A four time lineal champion and boxing’s most unlikely star, Pacman can do it all: fight, act, sing and be chased by ghosts through an unearthly maze. The current governor of Sarangani province in the southern Philippines is likely to be a contender for president when he reaches the age limit of 40 in five years time. Reportedly not paying your tax to the government that you’re part of isn’t really a good look, though.
Harry Reid and John McCain
I can’t really split these two and I know how seriously you yanks take your politics. It’s interesting to note that two senior senators who had common apprenticeship in beating people up are the ones that can occasionally compromise on things (crazy, right?). Reid boxed in college, while McCain was apparently a handy lightweight in the navy. The leader of McCain’s first year class said “it was clear that nobody was going to take him down without a hell of an effort.” The pair have actually done a lot of good for boxing over the years, and are currently working together for a pardon for Jack Johnson. Interestingly, McCain is LEFT handed, while Reid’s power hand is his RIGHT. ALL THE EVIDENCE IS THERE, SHEEPLE!
Roy Jones, Jr.
All-time-great turned HBO commentator Jones announced on Tuesday (to that well known political diary, TMZ) that he’s running for mayor of his hometown. The only problem: He isn’t eligible. It’s just the kind of flashy move the former middleweight, super middleweight, light heavyweight and heavyweight used to make in the ring.

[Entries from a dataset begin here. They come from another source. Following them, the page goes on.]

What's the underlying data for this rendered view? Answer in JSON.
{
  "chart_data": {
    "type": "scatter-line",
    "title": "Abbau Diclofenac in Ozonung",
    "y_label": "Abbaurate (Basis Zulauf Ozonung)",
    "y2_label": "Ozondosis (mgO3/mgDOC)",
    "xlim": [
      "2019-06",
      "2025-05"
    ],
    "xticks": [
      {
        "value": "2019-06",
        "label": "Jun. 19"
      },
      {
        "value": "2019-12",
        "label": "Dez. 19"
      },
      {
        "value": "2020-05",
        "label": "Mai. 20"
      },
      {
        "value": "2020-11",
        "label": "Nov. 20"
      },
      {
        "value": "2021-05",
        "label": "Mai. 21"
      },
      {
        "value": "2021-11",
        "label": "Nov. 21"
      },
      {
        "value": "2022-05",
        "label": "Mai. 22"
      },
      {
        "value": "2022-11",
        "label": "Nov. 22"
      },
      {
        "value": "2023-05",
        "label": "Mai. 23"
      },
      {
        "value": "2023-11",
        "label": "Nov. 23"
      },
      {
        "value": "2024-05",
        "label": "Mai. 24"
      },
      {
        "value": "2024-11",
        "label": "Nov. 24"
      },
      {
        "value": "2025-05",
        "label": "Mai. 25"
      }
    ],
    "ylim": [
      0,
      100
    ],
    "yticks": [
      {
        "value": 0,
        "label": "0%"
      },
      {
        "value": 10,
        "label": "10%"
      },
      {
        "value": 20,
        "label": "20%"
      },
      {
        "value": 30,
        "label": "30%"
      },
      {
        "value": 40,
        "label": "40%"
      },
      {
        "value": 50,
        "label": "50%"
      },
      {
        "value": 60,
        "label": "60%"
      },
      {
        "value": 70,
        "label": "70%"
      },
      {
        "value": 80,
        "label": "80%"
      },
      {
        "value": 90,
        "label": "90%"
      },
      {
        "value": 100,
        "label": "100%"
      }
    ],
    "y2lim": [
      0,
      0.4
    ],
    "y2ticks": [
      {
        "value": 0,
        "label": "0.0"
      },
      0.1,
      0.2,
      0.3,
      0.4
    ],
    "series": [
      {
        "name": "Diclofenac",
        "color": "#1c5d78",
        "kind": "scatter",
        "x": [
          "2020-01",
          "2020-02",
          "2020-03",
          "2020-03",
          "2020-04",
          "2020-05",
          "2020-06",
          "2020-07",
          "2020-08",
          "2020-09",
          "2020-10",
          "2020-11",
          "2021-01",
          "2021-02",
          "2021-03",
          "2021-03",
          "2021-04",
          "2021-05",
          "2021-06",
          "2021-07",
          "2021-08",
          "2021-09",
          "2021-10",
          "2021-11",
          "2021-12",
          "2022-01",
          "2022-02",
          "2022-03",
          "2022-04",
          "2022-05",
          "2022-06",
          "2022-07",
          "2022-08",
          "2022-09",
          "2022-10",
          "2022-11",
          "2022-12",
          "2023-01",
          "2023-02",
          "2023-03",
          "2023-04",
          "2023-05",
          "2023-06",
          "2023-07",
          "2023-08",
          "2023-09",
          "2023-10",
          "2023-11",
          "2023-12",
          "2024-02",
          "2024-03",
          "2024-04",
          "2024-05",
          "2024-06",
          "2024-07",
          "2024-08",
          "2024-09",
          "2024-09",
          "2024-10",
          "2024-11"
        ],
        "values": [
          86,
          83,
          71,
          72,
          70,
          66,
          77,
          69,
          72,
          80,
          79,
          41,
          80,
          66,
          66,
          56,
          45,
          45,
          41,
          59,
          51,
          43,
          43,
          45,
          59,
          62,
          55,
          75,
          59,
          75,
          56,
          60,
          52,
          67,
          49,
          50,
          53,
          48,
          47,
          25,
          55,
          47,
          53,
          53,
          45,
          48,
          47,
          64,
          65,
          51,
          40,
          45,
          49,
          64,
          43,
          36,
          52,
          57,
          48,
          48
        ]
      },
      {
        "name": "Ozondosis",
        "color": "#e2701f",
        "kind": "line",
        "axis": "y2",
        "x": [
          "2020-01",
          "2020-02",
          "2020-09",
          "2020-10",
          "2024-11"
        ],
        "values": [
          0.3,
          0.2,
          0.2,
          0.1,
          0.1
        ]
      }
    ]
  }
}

In a parallel with the sad tail end of his boxing career (which is ongoing at age 45), he probably could have used a bit more attention to detail once the pizzazz wore off.
Maybe it’s for the best, since Jones seemed to be running on a platform of getting kids into punch ups, telling TMZ: “I tell the kids, don’t fight in the streets. Go into MMA, go into boxing.” True Jones aficionados will be glad in any case, as mayoral duties would have been unlikely to provide the former middleweight champion with the opportunity to say “cheen” instead of “chin” very often.